🤖 AI Summary
Existing AI training energy estimation methods rely heavily on manufacturer-specified thermal design power (TDP), leading to substantial inaccuracies (27–37% error) due to unaccounted hardware-level power dynamics and architectural heterogeneity.
Method: This work develops an architecture-aware, computation-intensity-driven statistical power model grounded in empirical power measurements from an eight-GPU NVIDIA H100 node and open-source benchmarks. It introduces floating-point operations (FLOPs) as a calibration factor and incorporates explicit architecture classification (e.g., Transformer vs. CNN) to capture divergent dynamic power behaviors.

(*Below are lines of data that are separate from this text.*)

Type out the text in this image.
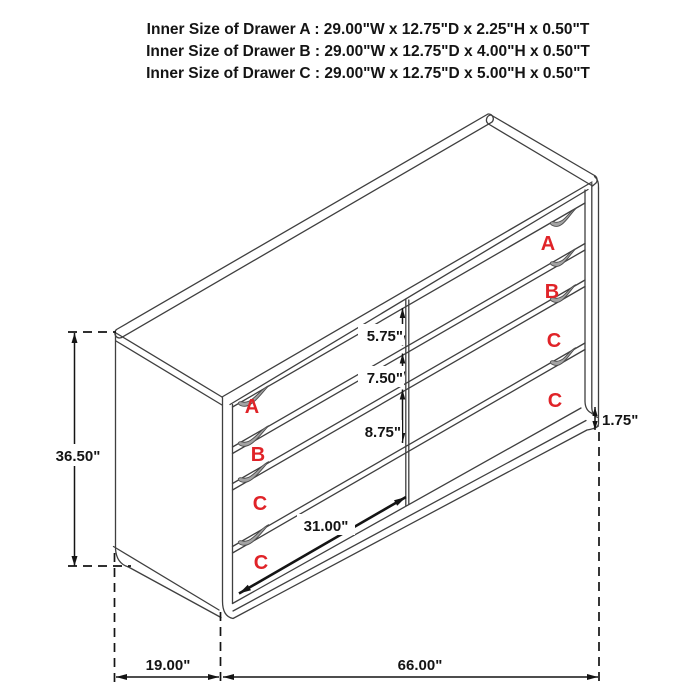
Inner Size of Drawer A : 29.00"W x 12.75"D x 2.25"H x 0.50"T
Inner Size of Drawer B : 29.00"W x 12.75"D x 4.00"H x 0.50"T
Inner Size of Drawer C : 29.00"W x 12.75"D x 5.00"H x 0.50"T
A
B
C
C
A
B
C
C
36.50"
5.75"
7.50"
8.75"
31.00"
1.75"
19.00"	66.00"
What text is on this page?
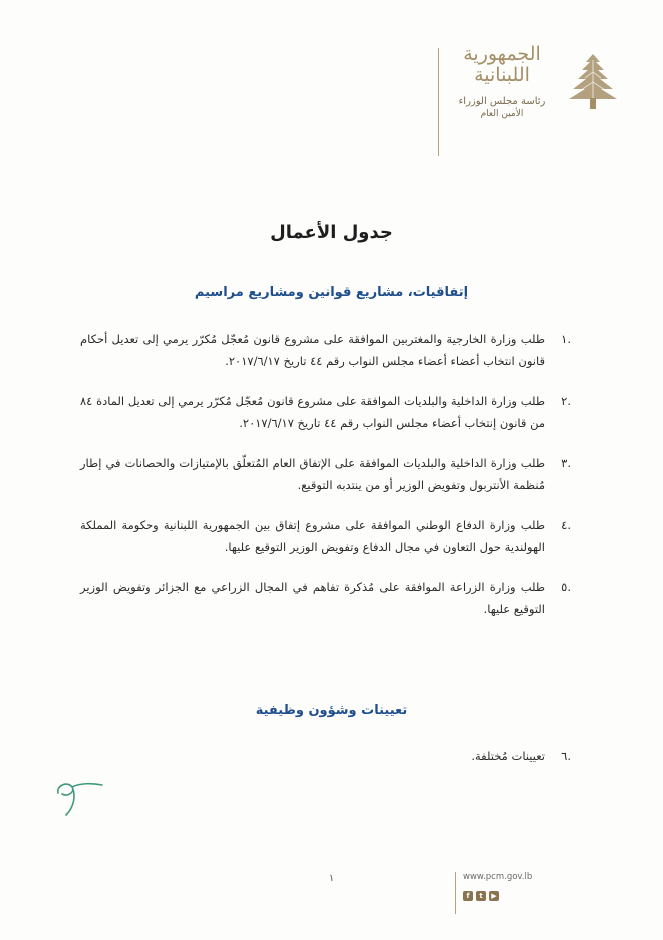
الجمهورية
اللبنانية
رئاسة مجلس الوزراء
الأمين العام
جدول الأعمال
إتفاقيات، مشاريع قوانين ومشاريع مراسيم
.١
طلب وزارة الخارجية والمغتربين الموافقة على مشروع قانون مُعجّل مُكرّر يرمي إلى تعديل أحكام قانون انتخاب أعضاء أعضاء مجلس النواب رقم ٤٤ تاريخ ٢٠١٧/٦/١٧.
.٢
طلب وزارة الداخلية والبلديات الموافقة على مشروع قانون مُعجّل مُكرّر يرمي إلى تعديل المادة ٨٤ من قانون إنتخاب أعضاء مجلس النواب رقم ٤٤ تاريخ ٢٠١٧/٦/١٧.
.٣
طلب وزارة الداخلية والبلديات الموافقة على الإتفاق العام المُتعلّق بالإمتيازات والحصانات في إطار مُنظمة الأنتربول وتفويض الوزير أو من ينتدبه التوقيع.
.٤
طلب وزارة الدفاع الوطني الموافقة على مشروع إتفاق بين الجمهورية اللبنانية وحكومة المملكة الهولندية حول التعاون في مجال الدفاع وتفويض الوزير التوقيع عليها.
.٥
طلب وزارة الزراعة الموافقة على مُذكرة تفاهم في المجال الزراعي مع الجزائر وتفويض الوزير التوقيع عليها.
تعيينات وشؤون وظيفية
.٦
تعيينات مُختلفة.
١	www.pcm.gov.lb
f	t	▶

Contribution/Results: We empirically demonstrate that H100 training power consumption reaches only 76% of its TDP—first such quantification—and reveal pronounced power-profile disparities between Transformer- and CNN-based workloads. Our model achieves a mean absolute percentage error of 11.4%, more than doubling the accuracy of TDP-based estimation. Furthermore, it enables quantitative assessment of grid power fluctuation risks induced by Transformer workloads, providing a robust metrological foundation for green AI infrastructure planning and environmental impact evaluation.
📝 Abstract
As AI's energy demand continues to grow, it is critical to enhance the understanding of characteristics of this demand, to improve grid infrastructure planning and environmental assessment. By combining empirical measurements from Brookhaven National Laboratory during AI training on 8-GPU H100 systems with open-source benchmarking data, we develop statistical models relating computational intensity to node-level power consumption. We measure the gap between manufacturer-rated thermal design power (TDP) and actual power demand during AI training. Our analysis reveals that even computationally intensive workloads operate at only 76% of the 10.2 kW TDP rating. Our architecture-specific model, calibrated to floating-point operations, predicts energy consumption with 11.4% mean absolute percentage error, significantly outperforming TDP-based approaches (27-37% error). We identified distinct power signatures between transformer and CNN architectures, with transformers showing characteristic fluctuations that may impact grid stability.